Staying on top of the family finances is a huge responsibility.

It’s probably one that should not be handled alone without the help of your significant other, or even a family member or friend that you trust with
financial advice.

There would be nothing worse than plugging along through life and by the time you are ready to retire, realizing you don’t have enough to pay your necessary expenses.

Let alone have the funds to complete the traveling you have had your mind set on for decades.

By avoiding some of the biggest retirement planning mistakes, you can maximize your nest egg and make sure that your golden years are best spent stress-free.

1. Not Having a Plan at All

It can be hard enough to get through the monthly finances
that not having a plan for retirement can really put your future in jeopardy.

For starts, if you were asked how much you need by the time you retire, would you be able to say?

While sure, you can throw out a ballpark guess, but are you underestimating or overestimating?

It’s probably a pretty safe bet that social security will not be a primary source of income to live off.

So now is as good of time as any to figure out a plan so you are set up for success not only now, but what will hopefully add up to a lucrative nest egg for the future.

2. Putting Off Contributions

While it still may be decades away until retirement is on the horizon, that doesn’t mean that you can keep putting off contributing to your retirement account.

You will have not only enough to live off, but will be financially able to enjoy life experiences.

Now saving is one thing, but increasing year after year to maximize your contributions will ultimately help achieve the goal of being financially independent.

You may think how you can give up more money while you’re living paycheck to paycheck, but even if you start small and continue to build as you get used to it, anything is better than nothing.

3. Missing Out on Free Money

A great way to build up your retirement account further is to check at work and see if your employer will match contributions.

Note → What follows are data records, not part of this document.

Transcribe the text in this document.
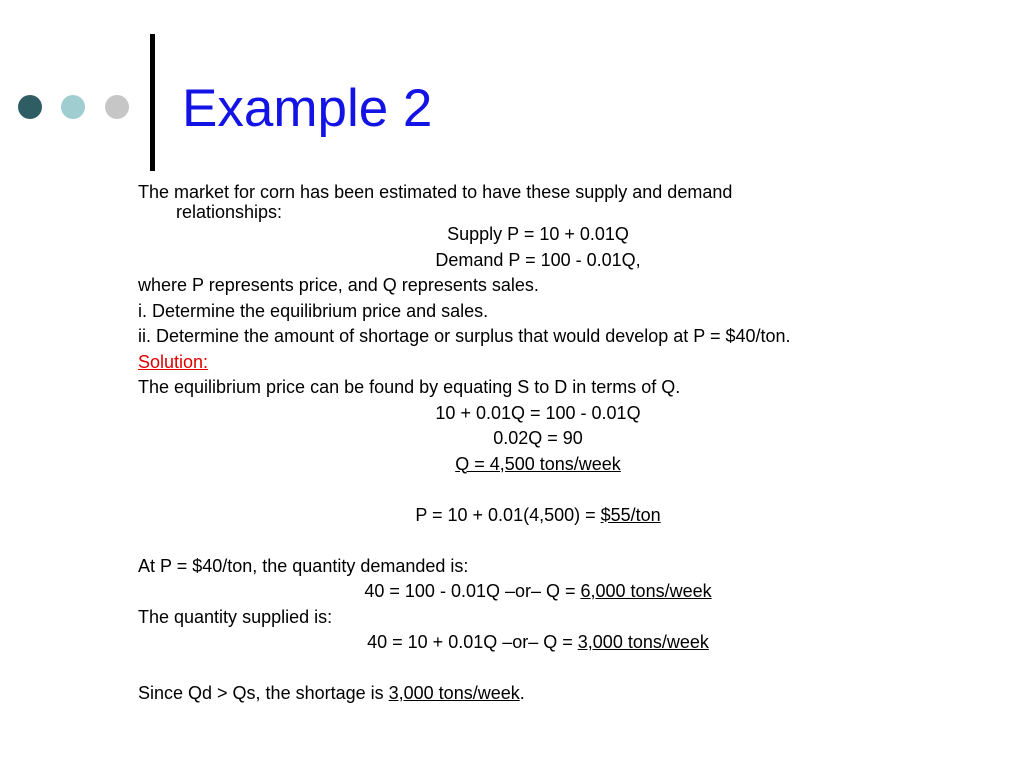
Example 2
The market for corn has been estimated to have these supply and demand
relationships:
Supply P = 10 + 0.01Q
Demand P = 100 - 0.01Q,
where P represents price, and Q represents sales.
i. Determine the equilibrium price and sales.
ii. Determine the amount of shortage or surplus that would develop at P = $40/ton.
Solution:
The equilibrium price can be found by equating S to D in terms of Q.
10 + 0.01Q = 100 - 0.01Q
0.02Q = 90
Q = 4,500 tons/week
P = 10 + 0.01(4,500) = $55/ton
At P = $40/ton, the quantity demanded is:
40 = 100 - 0.01Q –or– Q = 6,000 tons/week
The quantity supplied is:
40 = 10 + 0.01Q –or– Q = 3,000 tons/week
Since Qd > Qs, the shortage is 3,000 tons/week.
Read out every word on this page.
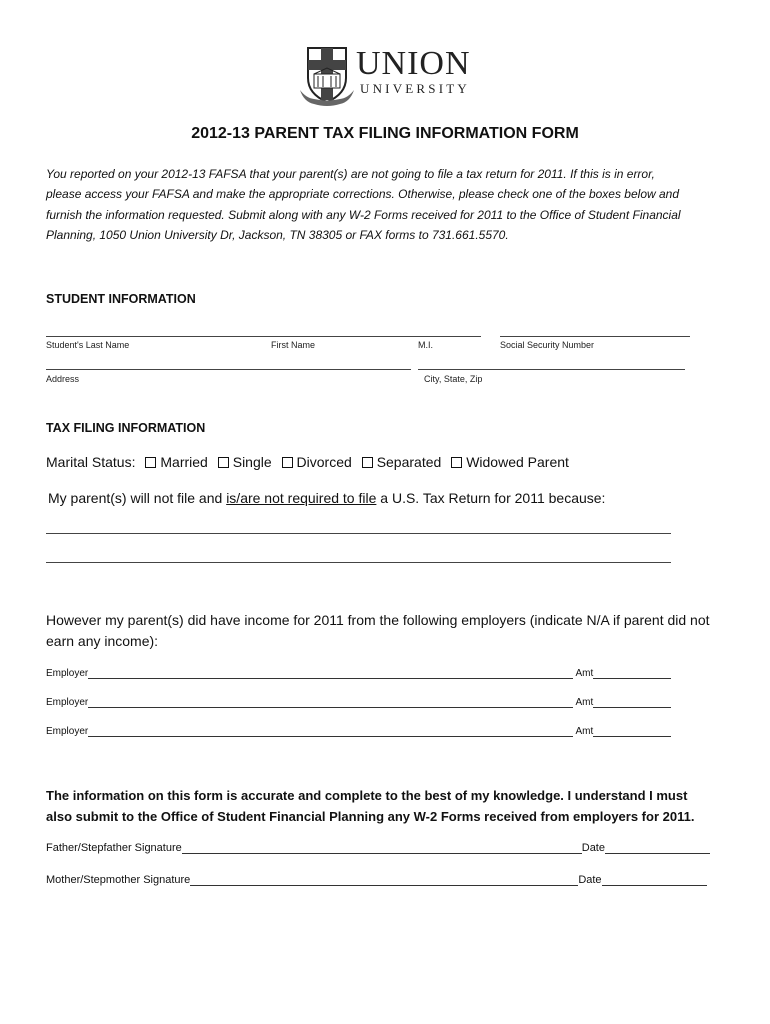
UNION
UNIVERSITY
2012-13 PARENT TAX FILING INFORMATION FORM

You reported on your 2012-13 FAFSA that your parent(s) are not going to file a tax return for 2011. If this is in error,

please access your FAFSA and make the appropriate corrections. Otherwise, please check one of the boxes below and

furnish the information requested. Submit along with any W-2 Forms received for 2011 to the Office of Student Financial

Planning, 1050 Union University Dr, Jackson, TN 38305 or FAX forms to 731.661.5570.

STUDENT INFORMATION
Student's Last Name	First Name	M.I.	Social Security Number
Address	City, State, Zip
TAX FILING INFORMATION
Marital Status: Married Single Divorced Separated Widowed Parent
My parent(s) will not file and is/are not required to file a U.S. Tax Return for 2011 because:
However my parent(s) did have income for 2011 from the following employers (indicate N/A if parent did not
earn any income):
Employer	Amt
Employer	Amt
Employer	Amt

The information on this form is accurate and complete to the best of my knowledge. I understand I must

also submit to the Office of Student Financial Planning any W-2 Forms received from employers for 2011.

Father/Stepfather Signature	Date
Mother/Stepmother Signature	Date
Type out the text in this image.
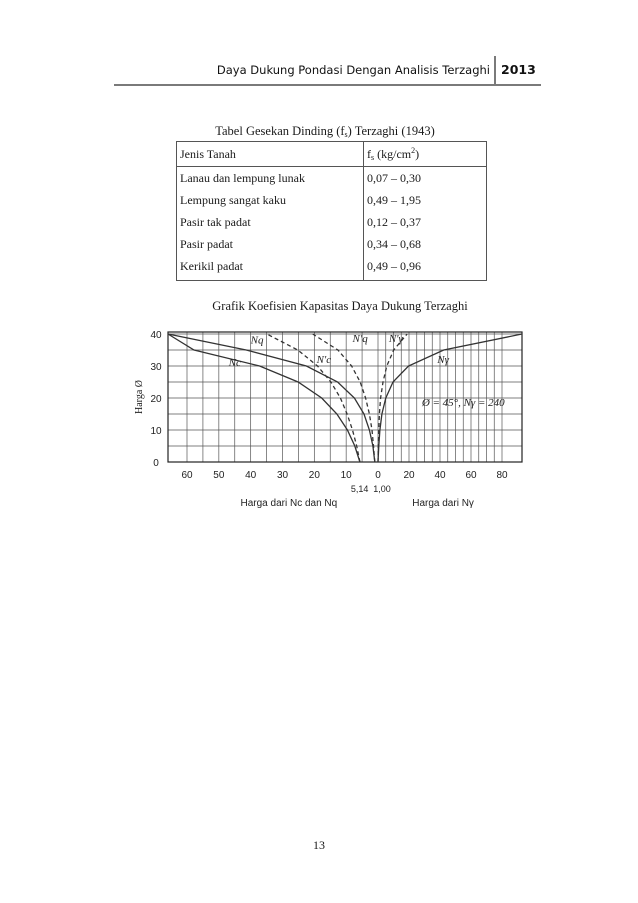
Daya Dukung Pondasi Dengan Analisis Terzaghi 2013
Tabel Gesekan Dinding $(f_s)$ Terzaghi (1943)
Jenis Tanah	$f_s$ $(kg/cm^2)$
Lanau dan lempung lunak	0,07 – 0,30
Lempung sangat kaku	0,49 – 1,95
Pasir tak padat	0,12 – 0,37
Pasir padat	0,34 – 0,68
Kerikil padat	0,49 – 0,96
Grafik Koefisien Kapasitas Daya Dukung Terzaghi
40
30
20
10
0
Harga Ø
60 50 40 30 20 10 0 20 40 60 80
5,14 1,00
Harga dari Nc dan Nq	Harga dari Nγ
Nq
Nc
N'q
N'c
N'γ
Nγ
Ø = 45°, Nγ = 240
13
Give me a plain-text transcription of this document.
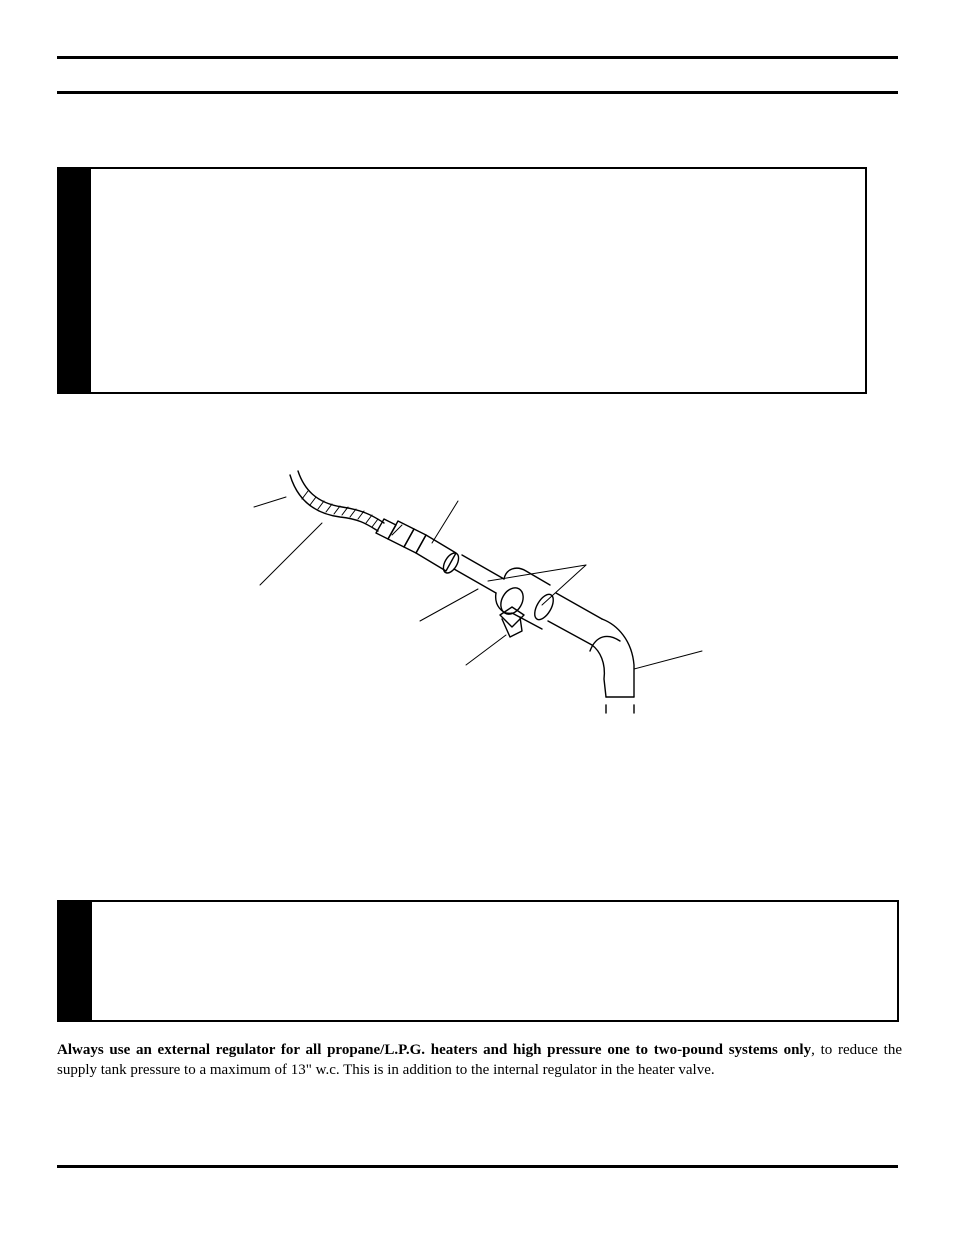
Always use an external regulator for all propane/L.P.G. heaters and high pressure one to two-pound systems only, to reduce the supply tank pressure to a maximum of 13" w.c. This is in addition to the internal regulator in the heater valve.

Some may to a certain point, like say they will match up to 6%, so you could be missing out on free money if you are putting in anything less than 6%.

Let’s say you make $50,000 and are putting in 6% a year, for $3,000.  By your employer matching, you would be getting another $3,000 and now essentially be putting in 12% a year.

This is a huge difference that could add up to tens to hundreds of thousands over time, depending on your salary.

4. Not Reviewing the Statements

Much like assuming your credit report is top notch, if you don’t check it regularly, you could be in for a surprise.

When you apply for mortgage, for example, either you get approved for a higher interest or flat out denied due to a poor credit score.

Same goes with your retirement account.  You can’t assume what you have select is performing at its best, especially with the fluctuation in the market.

You may have too much stock in one area, or not even the right investments in general.  The stock market can be extremely overwhelming so it’s a good idea to consult a professional, however keep in mind the fees
that can be associated with that.

5. Borrowing Against Yourself

As you start to see your retirement balance continue to rise now that is has more of your focus, you may be tempted to tap into this.

Whether it be to pay off debt, use for a down payment for a home, or want to take a vacation.

While vacations are key in bringing work-life balance, your retirement fund should only be for emergencies.

You’d be taking out a loan against yourself.  While sure the interest may be lower than a typical personal loan, but it’s better to build an emergency fund or saving in advance for a potential trip.

6. Avoiding a Budget

One way to set yourself up for not only the future, but the present, is to create a household budge.  You can use it to help reduce the unnecessary
and impulse purchases and really focus on using your hard-earned income for good.

By allocating amounts for bills, food, gas, spending, you can hope to free up extra money every month that you can use to increase contributions to your retirement account.